12:11 p.m. Winter solstice, the moment of the shift. Earlier today, as David and I drove to yoga class, the sun was a huge ball of fuzz in a cloudy sky, a ring of blurred light much bigger than itself. Then the day sank into a gray dimness. Now the sun is out again, snow is dripping from the roof and I’m on the porch as I write, fingers bare on the keyboard. A bit of spring on a day that will soon be dark again.
Can I celebrate the darkness? That was the focus today in yoga class, to find the impulse inside for what is coming next, what is going to grow, how the stillness of this season, when so much of nature has quieted, can let us go deep enough to find what needs to emerge.
Mostly I feel like I endure the growing darkness and steel myself to get through the days of diminishing light, reaching towards this point, when the earth’s orbit starts to tilt us closer to the sun again. But I know there are many more months of darkness to come, and that this is just the beginning of a season, even if the light is changing.
So I’m going to focus on making darkness my ally.
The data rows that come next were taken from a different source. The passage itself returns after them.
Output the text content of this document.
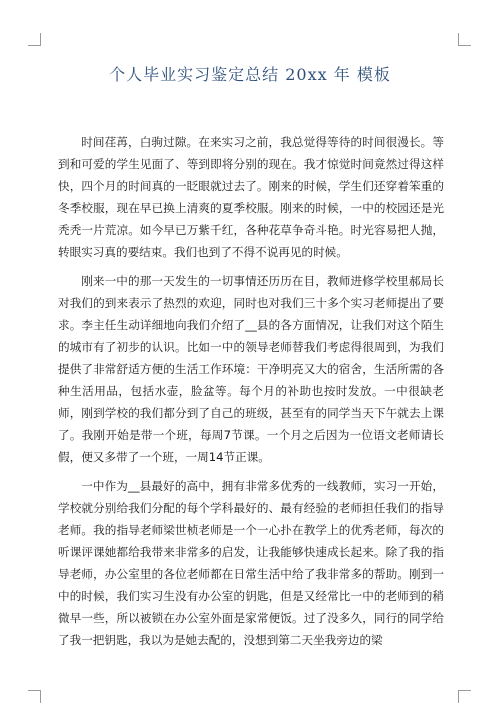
个人毕业实习鉴定总结 20xx 年 模板

时间荏苒，白驹过隙。在来实习之前，我总觉得等待的时间很漫长。等到和可爱的学生见面了、等到即将分别的现在。我才惊觉时间竟然过得这样快，四个月的时间真的一眨眼就过去了。刚来的时候，学生们还穿着笨重的冬季校服，现在早已换上清爽的夏季校服。刚来的时候，一中的校园还是光秃秃一片荒凉。如今早已万紫千红，各种花草争奇斗艳。时光容易把人抛，转眼实习真的要结束。我们也到了不得不说再见的时候。

刚来一中的那一天发生的一切事情还历历在目，教师进修学校里郝局长对我们的到来表示了热烈的欢迎，同时也对我们三十多个实习老师提出了要求。李主任生动详细地向我们介绍了__县的各方面情况，让我们对这个陌生的城市有了初步的认识。比如一中的领导老师替我们考虑得很周到，为我们提供了非常舒适方便的生活工作环境：干净明亮又大的宿舍，生活所需的各种生活用品，包括水壶，脸盆等。每个月的补助也按时发放。一中很缺老师，刚到学校的我们都分到了自己的班级，甚至有的同学当天下午就去上课了。我刚开始是带一个班，每周7节课。一个月之后因为一位语文老师请长假，便又多带了一个班，一周14节正课。

一中作为__县最好的高中，拥有非常多优秀的一线教师，实习一开始，学校就分别给我们分配的每个学科最好的、最有经验的老师担任我们的指导老师。我的指导老师梁世桢老师是一个一心扑在教学上的优秀老师，每次的听课评课她都给我带来非常多的启发，让我能够快速成长起来。除了我的指导老师，办公室里的各位老师都在日常生活中给了我非常多的帮助。刚到一中的时候，我们实习生没有办公室的钥匙，但是又经常比一中的老师到的稍微早一些，所以被锁在办公室外面是家常便饭。过了没多久，同行的同学给了我一把钥匙，我以为是她去配的，没想到第二天坐我旁边的梁
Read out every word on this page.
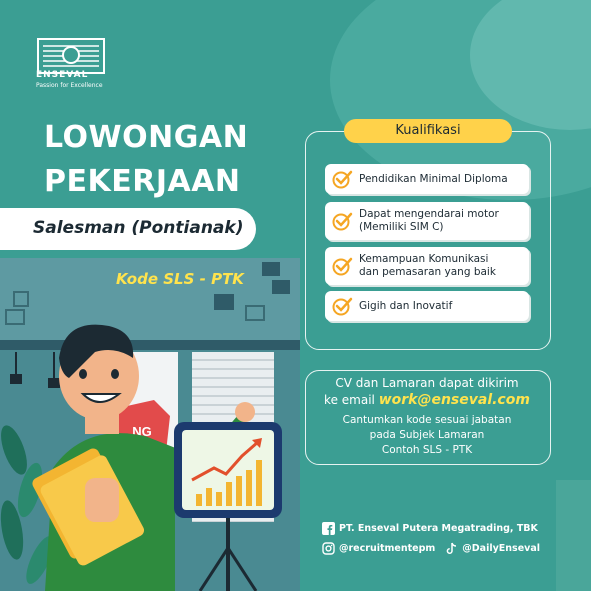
NG
ENSEVAL
Passion for Excellence
LOWONGAN
PEKERJAAN
Salesman (Pontianak)
Kode SLS - PTK
Kualifikasi
Pendidikan Minimal Diploma
Dapat mengendarai motor
(Memiliki SIM C)
Kemampuan Komunikasi
dan pemasaran yang baik
Gigih dan Inovatif
CV dan Lamaran dapat dikirim
ke email work@enseval.com
Cantumkan kode sesuai jabatan
pada Subjek Lamaran
Contoh SLS - PTK
PT. Enseval Putera Megatrading, TBK
@recruitmentepm	@DailyEnseval
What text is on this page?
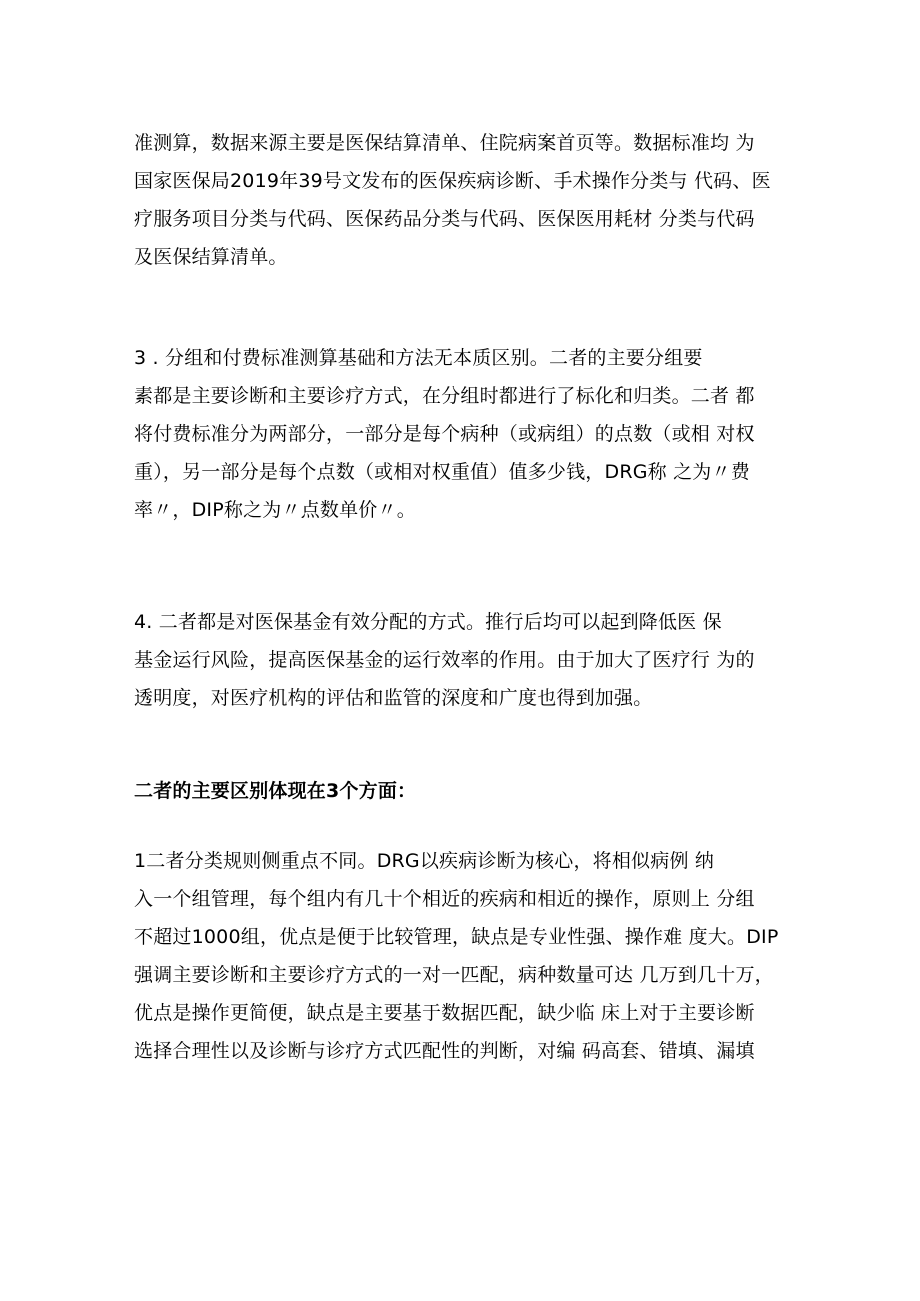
准测算，数据来源主要是医保结算清单、住院病案首页等。数据标准均 为
国家医保局2019年39号文发布的医保疾病诊断、手术操作分类与 代码、医
疗服务项目分类与代码、医保药品分类与代码、医保医用耗材 分类与代码
及医保结算清单。
3 . 分组和付费标准测算基础和方法无本质区别。二者的主要分组要
素都是主要诊断和主要诊疗方式，在分组时都进行了标化和归类。二者 都
将付费标准分为两部分，一部分是每个病种（或病组）的点数（或相 对权
重），另一部分是每个点数（或相对权重值）值多少钱，DRG称 之为〃费
率〃，DIP称之为〃点数单价〃。
4. 二者都是对医保基金有效分配的方式。推行后均可以起到降低医 保
基金运行风险，提高医保基金的运行效率的作用。由于加大了医疗行 为的
透明度，对医疗机构的评估和监管的深度和广度也得到加强。
二者的主要区别体现在3个方面：
1二者分类规则侧重点不同。DRG以疾病诊断为核心，将相似病例 纳
入一个组管理，每个组内有几十个相近的疾病和相近的操作，原则上 分组
不超过1000组，优点是便于比较管理，缺点是专业性强、操作难 度大。DIP
强调主要诊断和主要诊疗方式的一对一匹配，病种数量可达 几万到几十万，
优点是操作更简便，缺点是主要基于数据匹配，缺少临 床上对于主要诊断
选择合理性以及诊断与诊疗方式匹配性的判断，对编 码高套、错填、漏填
Cultivating a capacity for stillness is completely new for me. Sitting still, concentrating on my breath, and listening to a teacher talk about finding balance in my mind, body and spirit is something I always thought I wanted to do, but never thought I would actually do. Now I am.
Wherever embrace of the darkness and a focus on inner impulses leads me, I’m ready. Tomorrow night when we gather with friends to celebrate the solstice, lighting candles and making wishes for the coming year, I’m going to welcome the darkness, rather than try to race through it. Slow down, breathe, listen, and let what needs to emerge come to the surface. I’ll say hello, most likely write about whatever it is, and move through it. Namaste.